U.S. officials have said the weapons deliveries will include heavy machine guns, ammunition, 120mm mortars, armored vehicles and possibly TOW anti-tank missiles. They said the U.S. would not provide artillery or surface-to-air missiles.
Separately May 30, the Pentagon ratcheted up threats against pro-Syrian government forces patrolling an area near the Jordanian border where the U.S.-led coalition is training allied rebels. Officials described the pro-government forces as Iranian-backed.
The U.S. dropped leaflets warning the forces to leave the area and American military officials said the same message was conveyed in recent calls with Russian commanders. Navy Capt. Jeff Davis, a Pentagon spokesman, said the leaflets told the pro-government forces to leave the established protected zone, which is about 55 kilometers around an area where U.S. and coalition forces have been operating.
Less than two weeks ago, the U.S. bombed Iranian-backed troops who were in that same area of Syria and didn’t heed similar warnings to leave.
According to Syrian and U.S. officials, the bombing killed several soldiers and destroyed vehicles and other weapons and equipment.
Davis said the U.S. has seen the militias operating in the desert around Tanf. The area has been considered a “deconflicted” zone under a U.S.-Russian understanding.

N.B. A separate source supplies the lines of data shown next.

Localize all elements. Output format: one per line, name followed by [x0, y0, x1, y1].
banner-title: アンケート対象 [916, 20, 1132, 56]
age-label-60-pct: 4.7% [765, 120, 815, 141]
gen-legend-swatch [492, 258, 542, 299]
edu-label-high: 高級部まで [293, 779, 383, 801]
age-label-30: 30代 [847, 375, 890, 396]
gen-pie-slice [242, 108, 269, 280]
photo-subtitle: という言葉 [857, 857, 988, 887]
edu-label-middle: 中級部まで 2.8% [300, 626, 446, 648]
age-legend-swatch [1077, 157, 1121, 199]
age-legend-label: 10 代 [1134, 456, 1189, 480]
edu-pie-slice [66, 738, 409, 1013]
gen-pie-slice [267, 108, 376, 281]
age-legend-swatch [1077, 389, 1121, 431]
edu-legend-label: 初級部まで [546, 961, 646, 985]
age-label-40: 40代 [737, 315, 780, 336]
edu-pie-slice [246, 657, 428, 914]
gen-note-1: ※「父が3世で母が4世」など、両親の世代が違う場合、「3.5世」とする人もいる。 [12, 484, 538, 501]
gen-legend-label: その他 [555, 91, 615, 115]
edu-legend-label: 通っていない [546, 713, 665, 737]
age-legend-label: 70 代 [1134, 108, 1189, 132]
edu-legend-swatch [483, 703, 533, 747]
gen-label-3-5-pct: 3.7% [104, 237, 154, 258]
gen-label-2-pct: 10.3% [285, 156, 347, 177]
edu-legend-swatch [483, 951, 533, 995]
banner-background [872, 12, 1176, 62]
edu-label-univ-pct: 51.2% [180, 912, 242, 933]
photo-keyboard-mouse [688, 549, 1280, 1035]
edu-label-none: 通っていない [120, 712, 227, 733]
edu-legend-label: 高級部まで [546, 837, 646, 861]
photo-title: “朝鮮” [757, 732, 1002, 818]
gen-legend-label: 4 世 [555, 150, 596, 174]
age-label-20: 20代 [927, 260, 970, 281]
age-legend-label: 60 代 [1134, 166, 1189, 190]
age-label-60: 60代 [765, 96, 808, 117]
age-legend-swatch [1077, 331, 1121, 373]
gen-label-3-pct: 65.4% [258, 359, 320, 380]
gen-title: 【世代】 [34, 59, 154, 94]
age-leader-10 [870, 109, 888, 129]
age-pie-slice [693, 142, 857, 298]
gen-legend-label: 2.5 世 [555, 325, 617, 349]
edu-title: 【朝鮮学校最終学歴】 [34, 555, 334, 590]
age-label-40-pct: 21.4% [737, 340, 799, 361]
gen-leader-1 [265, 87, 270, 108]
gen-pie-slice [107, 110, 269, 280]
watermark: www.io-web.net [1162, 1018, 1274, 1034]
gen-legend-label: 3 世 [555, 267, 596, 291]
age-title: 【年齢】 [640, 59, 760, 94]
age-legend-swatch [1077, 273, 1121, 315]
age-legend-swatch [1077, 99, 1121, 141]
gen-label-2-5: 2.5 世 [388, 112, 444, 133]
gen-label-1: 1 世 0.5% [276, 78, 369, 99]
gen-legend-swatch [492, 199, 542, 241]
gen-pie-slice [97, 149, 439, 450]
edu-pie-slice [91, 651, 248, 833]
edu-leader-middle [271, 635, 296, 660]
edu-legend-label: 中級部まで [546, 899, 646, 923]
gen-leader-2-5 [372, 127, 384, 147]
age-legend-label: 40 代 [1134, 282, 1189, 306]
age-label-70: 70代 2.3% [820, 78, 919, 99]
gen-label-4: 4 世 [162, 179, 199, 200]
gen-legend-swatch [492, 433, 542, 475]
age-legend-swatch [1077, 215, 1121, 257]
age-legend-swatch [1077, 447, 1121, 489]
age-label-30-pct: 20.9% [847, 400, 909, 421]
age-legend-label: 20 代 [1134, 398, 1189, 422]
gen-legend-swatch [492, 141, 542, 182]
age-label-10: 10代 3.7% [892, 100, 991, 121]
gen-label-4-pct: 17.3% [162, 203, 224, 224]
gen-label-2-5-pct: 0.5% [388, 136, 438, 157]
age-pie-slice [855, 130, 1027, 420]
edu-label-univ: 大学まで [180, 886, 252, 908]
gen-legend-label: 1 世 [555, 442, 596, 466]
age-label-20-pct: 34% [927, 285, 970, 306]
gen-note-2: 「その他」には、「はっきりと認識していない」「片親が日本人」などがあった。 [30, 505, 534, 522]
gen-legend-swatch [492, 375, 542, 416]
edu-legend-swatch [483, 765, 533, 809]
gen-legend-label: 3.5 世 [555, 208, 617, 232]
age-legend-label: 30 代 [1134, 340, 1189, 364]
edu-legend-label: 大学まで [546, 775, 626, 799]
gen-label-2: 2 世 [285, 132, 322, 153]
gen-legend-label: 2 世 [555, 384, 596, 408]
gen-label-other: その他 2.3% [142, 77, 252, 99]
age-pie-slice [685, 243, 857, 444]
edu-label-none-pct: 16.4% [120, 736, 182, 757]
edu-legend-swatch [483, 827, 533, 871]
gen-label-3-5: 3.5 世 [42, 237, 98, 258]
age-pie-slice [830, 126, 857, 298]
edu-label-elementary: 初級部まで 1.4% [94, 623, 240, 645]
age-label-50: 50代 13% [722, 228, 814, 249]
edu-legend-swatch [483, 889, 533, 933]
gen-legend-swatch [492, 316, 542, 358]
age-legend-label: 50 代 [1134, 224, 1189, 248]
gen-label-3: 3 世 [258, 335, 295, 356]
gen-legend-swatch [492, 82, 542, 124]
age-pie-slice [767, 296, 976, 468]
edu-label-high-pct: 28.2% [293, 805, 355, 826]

“Hundreds” of pro-government forces are in the region, Davis said, but he was unsure how many are actually inside the zone.
Pentagon officials said they were not certain if those troops are Syrian, Iranian, Hezbollah or from other militias fighting on Assad’s behalf. At the Tanf military camp near the Jordanian border, U.S. special operations forces have been working with a Syrian opposition group in operations against IS.